Two Dorchester-based musicians are among the 60 artists slated to perform in Concert For One, a new music series comprised of one-minute concerts that will take place in two Boston-area locations from September 20 through September 29. Violist Ashleigh Gordon and flutist Mayshell Morris will both feature in the music series, which was created to promote “concentrated listening” and “foster intimate connections between performers and audience members.”

The concept for the music series comes from violist and New England Conservatory graduate Rayna Yun Chou, who started the project in Taiwan in 2016 in an effort to make classical music more accessible. While the original Concert For One concept featured only classical musicians, the Boston iteration will include performers and instruments across several genres. Chou told the Reporter the idea for the concert series — presented by Celebrity Series Boston— began with a quote from Winston Churchill.

“One of my professors at the conservatory gave us a quote: ‘Courage is what it takes to stand up and speak. Courage is also what it takes to sit down and listen,’” she said. That image inspired her to conduct a “social experiment” in which musicians sit in one chair and play to a random listener in an adjacent chair. 
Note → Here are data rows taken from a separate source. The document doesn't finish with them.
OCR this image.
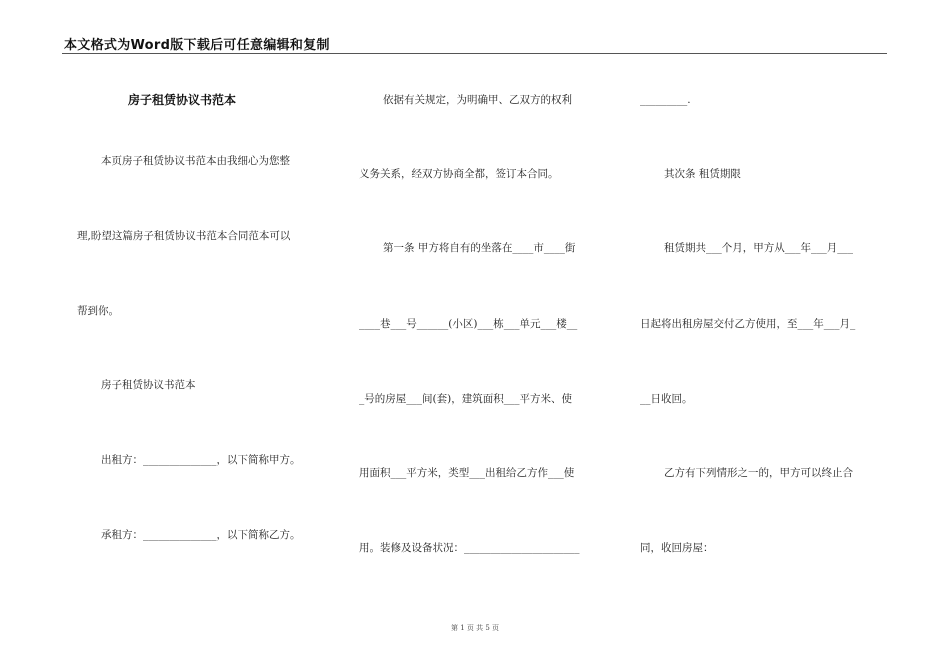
本文格式为Word版下载后可任意编辑和复制
房子租赁协议书范本
本页房子租赁协议书范本由我细心为您整
理,盼望这篇房子租赁协议书范本合同范本可以
帮到你。
房子租赁协议书范本
出租方：______________，以下简称甲方。
承租方：______________，以下简称乙方。
依据有关规定，为明确甲、乙双方的权利
义务关系，经双方协商全都，签订本合同。
第一条 甲方将自有的坐落在____市____街
____巷___号______(小区)___栋___单元___楼__
_号的房屋___间(套)，建筑面积___平方米、使
用面积___平方米，类型___出租给乙方作___使
用。装修及设备状况：______________________
_________.
其次条 租赁期限
租赁期共___个月，甲方从___年___月___
日起将出租房屋交付乙方使用，至___年___月_
__日收回。
乙方有下列情形之一的，甲方可以终止合
同，收回房屋：
第 1 页 共 5 页
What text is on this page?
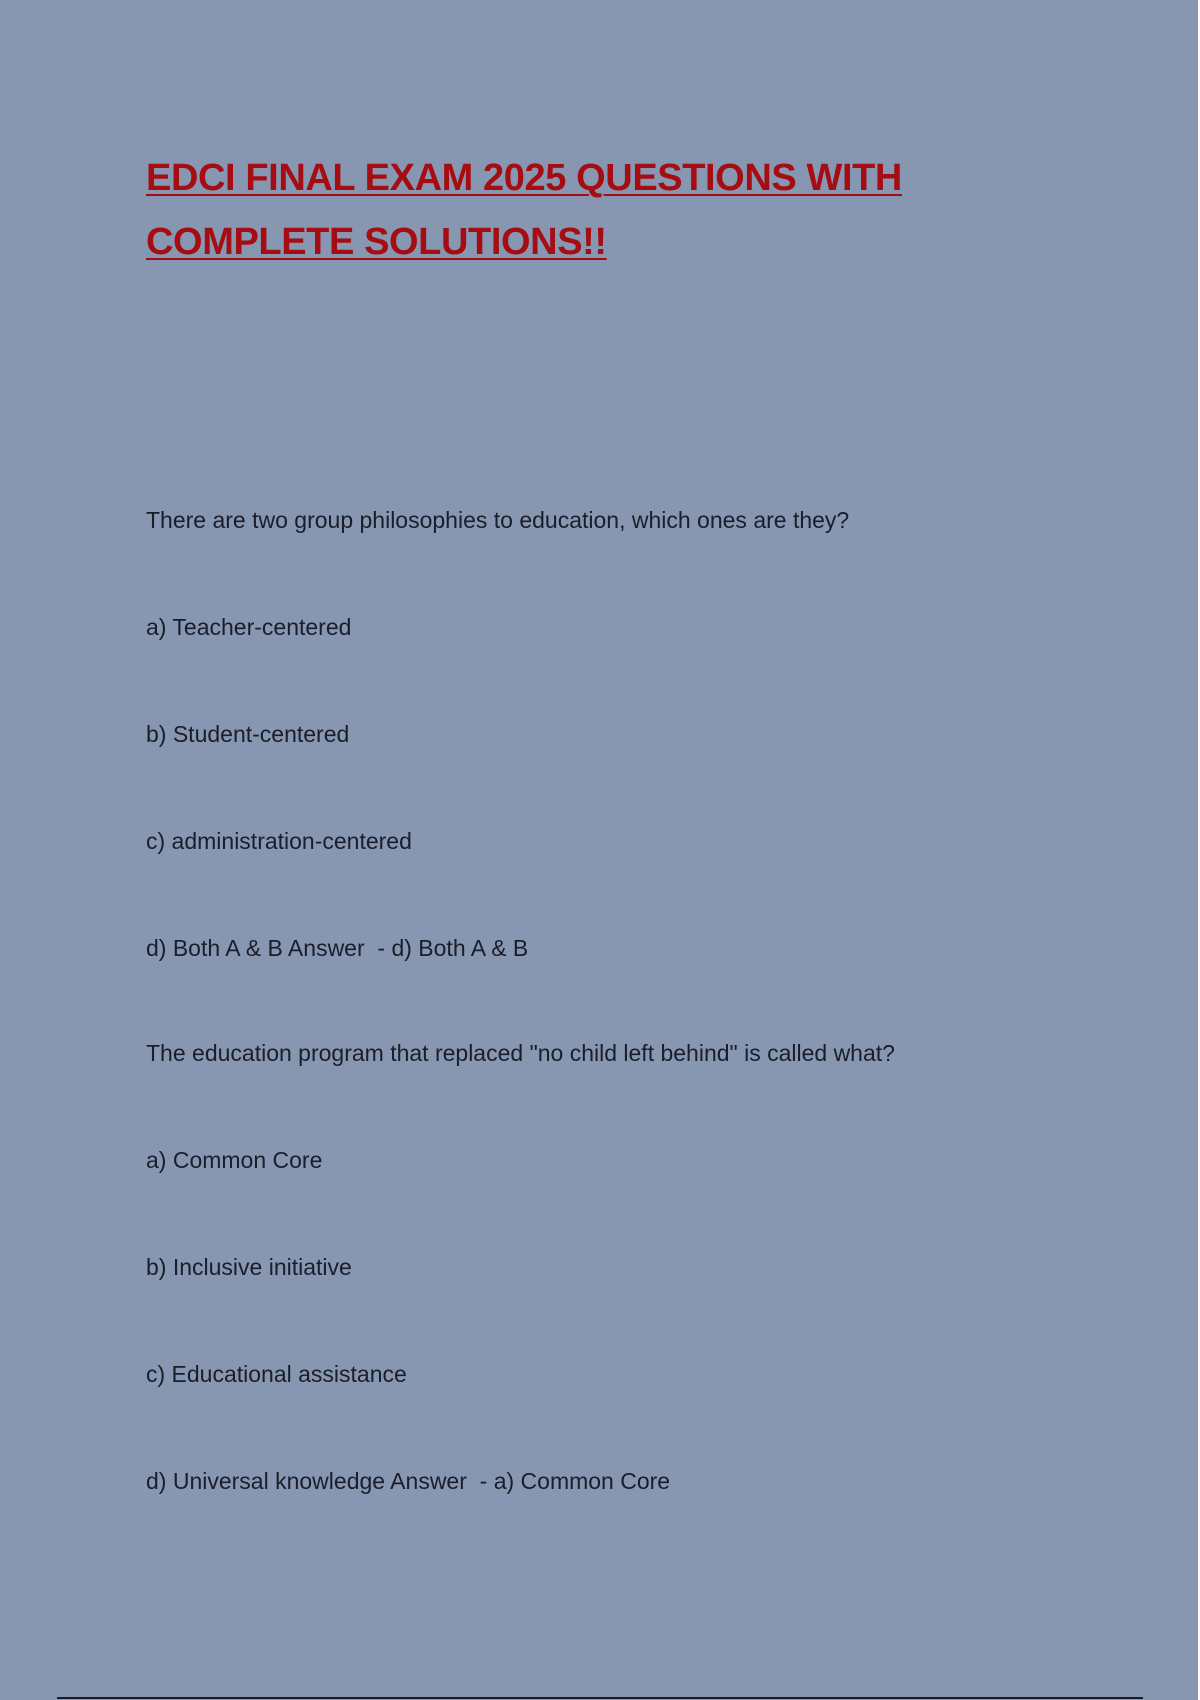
EDCI FINAL EXAM 2025 QUESTIONS WITH
COMPLETE SOLUTIONS!!

There are two group philosophies to education, which ones are they?

a) Teacher-centered

b) Student-centered

c) administration-centered

d) Both A & B Answer  - d) Both A & B

The education program that replaced "no child left behind" is called what?

a) Common Core

b) Inclusive initiative

c) Educational assistance

d) Universal knowledge Answer  - a) Common Core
“In Taiwan there’s a large group of people that love classical music, but there’s a bigger group who have never had the opportunity to experience live music like that,” explained Chou. “This is my way of creating a middle ground for listeners and musicians to meet, in a format that reduces expectations and stereotypes, and creates necessary space.”

The one-minute performances, which are free and open to the public, will take place inside two specially outfitted shipping containers, one located in the Rose Kennedy Greenway’s Chin Park in Chinatown, and the other located at the Harvard Science Center Plaza in Cambridge.

Gordon said she is looking forward to the “hyper-intimate experience” of performing in the series.

“The intimacy will be increased because of the restrictions of space and the shortness of time,” she said. “First impressions can make lasting impressions, and in this case those impressions will be very personalized.”

Gordon, an internationally lauded violist, is also the executive director of Castle of our Skins, a Boston-based concert and educational series devoted to celebrating black artistry through music. In accordance with that series’ mission, Gordon said she plans to perform an excerpt from a piece of music by a black composer or a composer from the African diaspora.